Зато фельдшер слышал, и повернув через воротник свою качающуюся голову к учебному, хотел что-то сказать, но только икнул, потом указательным пальцем постучал себе через плечо по спине и пуще закачался. Это был тонкий намек: попорченный унтер был ранен пулей прямо в свои семьдесят четыре складки — в спину. Рана, иногда не очень почетная.
Бал наших богатырей завершился прогулкой. И Облома Иваныча подбили пройтись по ветерку; Сибирлетка последовал за ними, хромая самым бессовестным образом.
На прогулке этой, фельдшер, поддерживаемый с обеих сторон, с большим трудом завоевывал каждый шаг вперед, — не хуже Француза перед Севастополем, икая при этом на разные тоны. А все таки успел доказать компании, что он настоящий ученый человек:
«Я — неучебный, — бормотал он, — а как есть — ученый: я все знаю! Все, что следует для болезни — всякую пакость знаю! И учебному ничего не поверю, потому что он врет, да так врет, что сам черт не разберет! А тебе, Облом Иваныч, все поверю: ты говоришь, что не Сибирлетка съел благодетеля — верю, потому что ты солдат! Откуси он мне нос, а ты скажи, что это не он — поверю: уж я такой вероятный человек! А ты солдат; да и рожа какая! Ай, ай, рожа! А учебный врет!» Его волокли далее.
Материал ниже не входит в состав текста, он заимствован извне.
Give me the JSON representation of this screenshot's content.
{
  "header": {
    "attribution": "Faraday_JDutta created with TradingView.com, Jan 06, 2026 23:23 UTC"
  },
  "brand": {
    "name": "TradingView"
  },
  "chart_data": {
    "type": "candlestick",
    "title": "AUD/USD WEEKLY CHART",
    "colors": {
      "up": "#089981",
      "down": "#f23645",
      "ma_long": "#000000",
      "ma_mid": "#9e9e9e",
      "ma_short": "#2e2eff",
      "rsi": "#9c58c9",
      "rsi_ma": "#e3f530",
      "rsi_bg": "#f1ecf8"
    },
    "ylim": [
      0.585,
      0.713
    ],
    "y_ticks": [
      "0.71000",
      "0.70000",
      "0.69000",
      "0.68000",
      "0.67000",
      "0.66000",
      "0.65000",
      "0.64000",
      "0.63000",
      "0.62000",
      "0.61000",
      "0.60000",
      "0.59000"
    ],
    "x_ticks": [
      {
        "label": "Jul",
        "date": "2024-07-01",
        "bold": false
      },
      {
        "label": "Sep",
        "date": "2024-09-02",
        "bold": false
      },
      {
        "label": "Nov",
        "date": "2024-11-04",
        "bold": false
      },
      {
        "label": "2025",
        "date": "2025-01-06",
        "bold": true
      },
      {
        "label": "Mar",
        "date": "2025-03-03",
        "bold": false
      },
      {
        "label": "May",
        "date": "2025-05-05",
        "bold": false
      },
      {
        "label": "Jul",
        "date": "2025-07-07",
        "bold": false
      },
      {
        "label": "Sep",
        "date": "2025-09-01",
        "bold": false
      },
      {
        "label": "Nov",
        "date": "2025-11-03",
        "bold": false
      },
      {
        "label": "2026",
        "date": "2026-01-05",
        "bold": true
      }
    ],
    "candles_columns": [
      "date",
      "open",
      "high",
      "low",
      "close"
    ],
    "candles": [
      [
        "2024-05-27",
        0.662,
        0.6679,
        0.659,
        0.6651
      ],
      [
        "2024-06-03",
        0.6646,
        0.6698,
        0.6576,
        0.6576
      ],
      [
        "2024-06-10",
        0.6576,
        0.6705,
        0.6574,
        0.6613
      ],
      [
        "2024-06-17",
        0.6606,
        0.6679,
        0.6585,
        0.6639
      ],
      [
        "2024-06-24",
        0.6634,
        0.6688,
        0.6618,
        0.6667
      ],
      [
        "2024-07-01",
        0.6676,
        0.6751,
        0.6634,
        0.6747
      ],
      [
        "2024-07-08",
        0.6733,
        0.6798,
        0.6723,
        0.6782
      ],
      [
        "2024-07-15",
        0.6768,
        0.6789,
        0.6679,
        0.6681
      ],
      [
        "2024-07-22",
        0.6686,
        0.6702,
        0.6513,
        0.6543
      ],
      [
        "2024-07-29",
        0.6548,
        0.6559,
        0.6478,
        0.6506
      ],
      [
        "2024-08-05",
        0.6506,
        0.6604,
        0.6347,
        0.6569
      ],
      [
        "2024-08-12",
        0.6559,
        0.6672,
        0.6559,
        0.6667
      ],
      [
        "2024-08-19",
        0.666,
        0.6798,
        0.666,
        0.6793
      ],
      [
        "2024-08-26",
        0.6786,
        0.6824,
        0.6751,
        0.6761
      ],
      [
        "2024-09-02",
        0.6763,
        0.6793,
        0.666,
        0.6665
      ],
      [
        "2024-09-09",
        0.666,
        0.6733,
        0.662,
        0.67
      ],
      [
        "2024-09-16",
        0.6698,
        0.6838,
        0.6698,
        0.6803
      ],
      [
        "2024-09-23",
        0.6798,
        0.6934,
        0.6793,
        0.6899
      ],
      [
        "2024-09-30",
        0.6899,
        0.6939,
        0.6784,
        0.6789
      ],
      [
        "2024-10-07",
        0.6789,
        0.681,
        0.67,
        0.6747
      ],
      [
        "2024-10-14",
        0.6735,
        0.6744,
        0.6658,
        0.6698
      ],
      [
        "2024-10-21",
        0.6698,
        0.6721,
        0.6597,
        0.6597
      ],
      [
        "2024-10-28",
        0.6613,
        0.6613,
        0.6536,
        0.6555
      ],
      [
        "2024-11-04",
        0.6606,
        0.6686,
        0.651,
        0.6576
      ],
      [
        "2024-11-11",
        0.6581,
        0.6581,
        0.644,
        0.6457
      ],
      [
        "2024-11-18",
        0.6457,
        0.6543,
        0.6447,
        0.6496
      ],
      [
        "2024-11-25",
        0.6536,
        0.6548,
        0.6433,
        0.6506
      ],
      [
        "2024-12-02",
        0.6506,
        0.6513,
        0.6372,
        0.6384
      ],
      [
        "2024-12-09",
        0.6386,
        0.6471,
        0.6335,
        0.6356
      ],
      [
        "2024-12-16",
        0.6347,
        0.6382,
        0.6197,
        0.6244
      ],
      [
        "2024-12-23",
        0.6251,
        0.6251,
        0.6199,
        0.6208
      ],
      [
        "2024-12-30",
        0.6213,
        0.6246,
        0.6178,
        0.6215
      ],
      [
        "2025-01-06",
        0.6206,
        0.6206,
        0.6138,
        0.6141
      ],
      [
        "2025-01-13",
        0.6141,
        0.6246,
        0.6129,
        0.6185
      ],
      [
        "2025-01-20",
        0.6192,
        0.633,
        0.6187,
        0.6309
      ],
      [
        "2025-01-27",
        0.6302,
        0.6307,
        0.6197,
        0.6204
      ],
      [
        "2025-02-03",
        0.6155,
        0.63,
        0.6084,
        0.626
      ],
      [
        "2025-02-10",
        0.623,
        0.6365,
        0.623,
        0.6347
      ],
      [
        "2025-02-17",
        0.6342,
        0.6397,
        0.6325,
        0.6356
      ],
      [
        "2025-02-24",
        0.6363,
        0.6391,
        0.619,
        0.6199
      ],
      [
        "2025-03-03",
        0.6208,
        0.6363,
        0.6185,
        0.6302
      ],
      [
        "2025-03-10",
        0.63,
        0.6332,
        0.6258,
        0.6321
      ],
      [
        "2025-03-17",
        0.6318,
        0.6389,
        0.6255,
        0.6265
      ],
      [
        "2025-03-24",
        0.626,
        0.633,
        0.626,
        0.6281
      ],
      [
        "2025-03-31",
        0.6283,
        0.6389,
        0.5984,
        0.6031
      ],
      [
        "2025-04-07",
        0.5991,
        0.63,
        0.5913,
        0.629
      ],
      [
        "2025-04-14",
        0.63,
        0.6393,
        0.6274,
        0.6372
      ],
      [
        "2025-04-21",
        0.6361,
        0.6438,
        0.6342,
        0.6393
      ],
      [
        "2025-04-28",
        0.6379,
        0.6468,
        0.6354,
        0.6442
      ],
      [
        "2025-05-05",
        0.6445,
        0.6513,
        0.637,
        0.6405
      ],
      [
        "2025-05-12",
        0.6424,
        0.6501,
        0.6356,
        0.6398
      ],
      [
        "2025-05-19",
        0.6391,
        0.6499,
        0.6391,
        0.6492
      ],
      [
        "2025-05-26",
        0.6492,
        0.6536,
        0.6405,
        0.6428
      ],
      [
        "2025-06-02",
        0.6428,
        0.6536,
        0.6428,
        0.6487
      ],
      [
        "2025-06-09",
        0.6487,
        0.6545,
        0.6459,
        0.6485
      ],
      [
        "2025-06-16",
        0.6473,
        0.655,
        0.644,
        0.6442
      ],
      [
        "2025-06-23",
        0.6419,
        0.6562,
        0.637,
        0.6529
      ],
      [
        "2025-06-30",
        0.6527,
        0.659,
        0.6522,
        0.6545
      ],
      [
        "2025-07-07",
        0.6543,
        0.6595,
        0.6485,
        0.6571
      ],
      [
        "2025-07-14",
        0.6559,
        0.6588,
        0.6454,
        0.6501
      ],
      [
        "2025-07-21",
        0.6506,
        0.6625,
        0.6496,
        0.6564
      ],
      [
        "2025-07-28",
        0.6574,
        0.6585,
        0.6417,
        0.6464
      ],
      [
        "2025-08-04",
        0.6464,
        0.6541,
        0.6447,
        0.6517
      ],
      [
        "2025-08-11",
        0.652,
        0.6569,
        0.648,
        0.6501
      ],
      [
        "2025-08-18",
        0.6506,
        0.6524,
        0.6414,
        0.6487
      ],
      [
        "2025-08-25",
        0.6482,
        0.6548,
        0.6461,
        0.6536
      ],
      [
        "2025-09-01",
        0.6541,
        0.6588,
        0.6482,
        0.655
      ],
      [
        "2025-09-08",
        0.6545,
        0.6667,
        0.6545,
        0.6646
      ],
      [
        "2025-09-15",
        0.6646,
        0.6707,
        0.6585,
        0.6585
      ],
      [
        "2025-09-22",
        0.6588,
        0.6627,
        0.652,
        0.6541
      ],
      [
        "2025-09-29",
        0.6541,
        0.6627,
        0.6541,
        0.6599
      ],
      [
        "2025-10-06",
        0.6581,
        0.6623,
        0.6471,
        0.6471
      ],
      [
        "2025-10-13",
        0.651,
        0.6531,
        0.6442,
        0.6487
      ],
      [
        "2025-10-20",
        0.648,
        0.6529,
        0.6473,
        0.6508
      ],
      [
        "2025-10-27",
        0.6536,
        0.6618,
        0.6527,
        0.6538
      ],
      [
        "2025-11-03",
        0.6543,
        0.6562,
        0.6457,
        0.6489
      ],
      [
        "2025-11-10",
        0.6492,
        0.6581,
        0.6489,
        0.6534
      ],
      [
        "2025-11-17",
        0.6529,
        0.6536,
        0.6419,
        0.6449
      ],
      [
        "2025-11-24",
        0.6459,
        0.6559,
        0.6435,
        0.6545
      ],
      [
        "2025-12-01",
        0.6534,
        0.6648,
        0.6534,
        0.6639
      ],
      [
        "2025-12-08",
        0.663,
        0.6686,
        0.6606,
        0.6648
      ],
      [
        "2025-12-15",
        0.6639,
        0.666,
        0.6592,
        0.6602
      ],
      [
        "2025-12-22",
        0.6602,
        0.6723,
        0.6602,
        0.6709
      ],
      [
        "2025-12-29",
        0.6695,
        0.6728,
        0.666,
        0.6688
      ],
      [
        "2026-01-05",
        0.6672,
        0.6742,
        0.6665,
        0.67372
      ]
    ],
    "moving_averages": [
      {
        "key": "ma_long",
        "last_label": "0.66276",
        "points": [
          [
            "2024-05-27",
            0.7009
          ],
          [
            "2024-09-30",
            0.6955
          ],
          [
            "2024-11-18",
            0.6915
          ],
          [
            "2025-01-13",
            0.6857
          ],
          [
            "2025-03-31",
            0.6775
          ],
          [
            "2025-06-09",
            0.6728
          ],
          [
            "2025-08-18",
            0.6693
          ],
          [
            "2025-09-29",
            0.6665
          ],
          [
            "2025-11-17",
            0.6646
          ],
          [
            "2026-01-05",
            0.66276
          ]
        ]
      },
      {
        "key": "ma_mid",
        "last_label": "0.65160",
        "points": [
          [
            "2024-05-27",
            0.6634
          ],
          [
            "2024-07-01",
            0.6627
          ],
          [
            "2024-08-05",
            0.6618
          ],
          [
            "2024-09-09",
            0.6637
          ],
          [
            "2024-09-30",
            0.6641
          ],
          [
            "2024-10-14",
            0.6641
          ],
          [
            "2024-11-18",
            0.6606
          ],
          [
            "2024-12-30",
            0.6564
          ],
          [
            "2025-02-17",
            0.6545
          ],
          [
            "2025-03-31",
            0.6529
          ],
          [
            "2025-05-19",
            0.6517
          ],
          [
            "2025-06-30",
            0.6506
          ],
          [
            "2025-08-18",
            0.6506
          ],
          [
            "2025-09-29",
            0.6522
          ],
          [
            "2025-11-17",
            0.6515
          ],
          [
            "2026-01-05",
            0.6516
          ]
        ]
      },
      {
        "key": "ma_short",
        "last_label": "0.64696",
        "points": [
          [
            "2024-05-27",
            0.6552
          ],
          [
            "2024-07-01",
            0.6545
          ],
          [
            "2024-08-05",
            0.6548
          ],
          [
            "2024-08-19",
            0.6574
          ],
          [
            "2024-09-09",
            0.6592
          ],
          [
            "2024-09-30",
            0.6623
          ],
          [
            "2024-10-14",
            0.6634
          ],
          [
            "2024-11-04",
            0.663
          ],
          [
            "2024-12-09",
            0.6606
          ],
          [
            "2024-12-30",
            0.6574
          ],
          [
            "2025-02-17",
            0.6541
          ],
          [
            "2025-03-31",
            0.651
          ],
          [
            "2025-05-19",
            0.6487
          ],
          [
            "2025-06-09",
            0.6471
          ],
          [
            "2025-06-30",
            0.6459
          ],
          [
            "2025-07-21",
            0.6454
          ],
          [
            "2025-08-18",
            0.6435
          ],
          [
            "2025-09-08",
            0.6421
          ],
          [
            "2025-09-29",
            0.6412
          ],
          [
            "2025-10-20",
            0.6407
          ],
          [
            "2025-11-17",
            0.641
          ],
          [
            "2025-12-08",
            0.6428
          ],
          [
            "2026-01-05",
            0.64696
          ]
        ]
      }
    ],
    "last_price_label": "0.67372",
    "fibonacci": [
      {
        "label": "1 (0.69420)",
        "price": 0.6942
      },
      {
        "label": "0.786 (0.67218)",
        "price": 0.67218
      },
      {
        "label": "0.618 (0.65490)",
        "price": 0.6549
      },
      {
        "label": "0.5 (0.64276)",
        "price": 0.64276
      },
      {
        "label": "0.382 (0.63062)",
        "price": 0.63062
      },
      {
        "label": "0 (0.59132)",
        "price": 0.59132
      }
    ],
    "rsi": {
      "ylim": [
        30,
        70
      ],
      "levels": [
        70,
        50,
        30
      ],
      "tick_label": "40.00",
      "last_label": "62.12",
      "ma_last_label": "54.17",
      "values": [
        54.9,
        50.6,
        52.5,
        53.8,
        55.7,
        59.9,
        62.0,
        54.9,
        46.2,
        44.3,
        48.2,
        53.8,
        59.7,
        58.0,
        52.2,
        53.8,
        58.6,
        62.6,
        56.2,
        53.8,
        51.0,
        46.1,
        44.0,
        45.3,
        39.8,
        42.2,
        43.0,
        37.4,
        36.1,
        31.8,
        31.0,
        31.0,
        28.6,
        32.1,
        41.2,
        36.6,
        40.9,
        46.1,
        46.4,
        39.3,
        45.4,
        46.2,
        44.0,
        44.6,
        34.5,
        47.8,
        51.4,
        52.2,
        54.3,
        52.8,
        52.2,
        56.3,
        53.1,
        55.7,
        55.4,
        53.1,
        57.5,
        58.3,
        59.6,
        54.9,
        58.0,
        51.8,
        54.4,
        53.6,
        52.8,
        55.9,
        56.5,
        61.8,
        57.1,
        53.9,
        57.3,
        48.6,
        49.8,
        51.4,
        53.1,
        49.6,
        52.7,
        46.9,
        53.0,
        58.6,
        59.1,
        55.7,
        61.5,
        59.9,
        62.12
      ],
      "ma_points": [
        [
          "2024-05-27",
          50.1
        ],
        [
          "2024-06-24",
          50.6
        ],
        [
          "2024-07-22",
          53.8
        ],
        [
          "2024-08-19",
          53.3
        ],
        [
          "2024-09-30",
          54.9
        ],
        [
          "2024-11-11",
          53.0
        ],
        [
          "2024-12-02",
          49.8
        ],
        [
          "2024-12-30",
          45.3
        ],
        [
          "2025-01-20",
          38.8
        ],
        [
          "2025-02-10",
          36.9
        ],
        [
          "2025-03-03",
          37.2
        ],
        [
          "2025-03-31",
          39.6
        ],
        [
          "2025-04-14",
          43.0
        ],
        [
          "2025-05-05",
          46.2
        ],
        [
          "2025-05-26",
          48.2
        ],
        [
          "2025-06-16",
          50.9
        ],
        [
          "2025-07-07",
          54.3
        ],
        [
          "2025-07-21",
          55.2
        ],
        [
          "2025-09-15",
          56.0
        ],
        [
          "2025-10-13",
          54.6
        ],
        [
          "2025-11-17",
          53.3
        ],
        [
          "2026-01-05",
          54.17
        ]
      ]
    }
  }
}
Однако, если бы знали все храбрые защитники чести Сибирлеткиной, какой великий срам ожидал любимца их на улице, — то верно сидели бы дома. Добрая слава лежит, а худая бежит — говорит пословица: вся деревня уже знала о происшествии с благодетелем — и только что показался на улице сытый Сибирлетка, — рои мальчишек окружили его с шумом и смехом, натравляя на него собачонок. Как пчелы за медведем вились они за ним, пищали, кричали и — хоть по немецки — поздравляли проворовавшегося Сибирлетку, но легко было понять в чем дело, когда в этом шуме раздавалось удачное подражание хрюканью поросенка, который, как известно, на всех языках хрюкает одно и тоже. Самые мелкие шавки — и те забыли всякое уважение к трехногому инвалиду и задирали его слишком дерзко. А одна, гнусной наружности моська, без церемонии подбежала, тявкнула и рванула его за заднюю ногу; Сибирлетка на это только полуобнажил с одной стороны свой волчий зуб, чуть поморщил нос, даже не заворчал, и, опустя голову, продолжал ковылять за деревяшкой Облома Иваныча. Только изредка приседал он на походе, чтоб почесать у себя за ухом — и опять ковылял, вероятно с великим стыдом. А впрочем — кто его знает!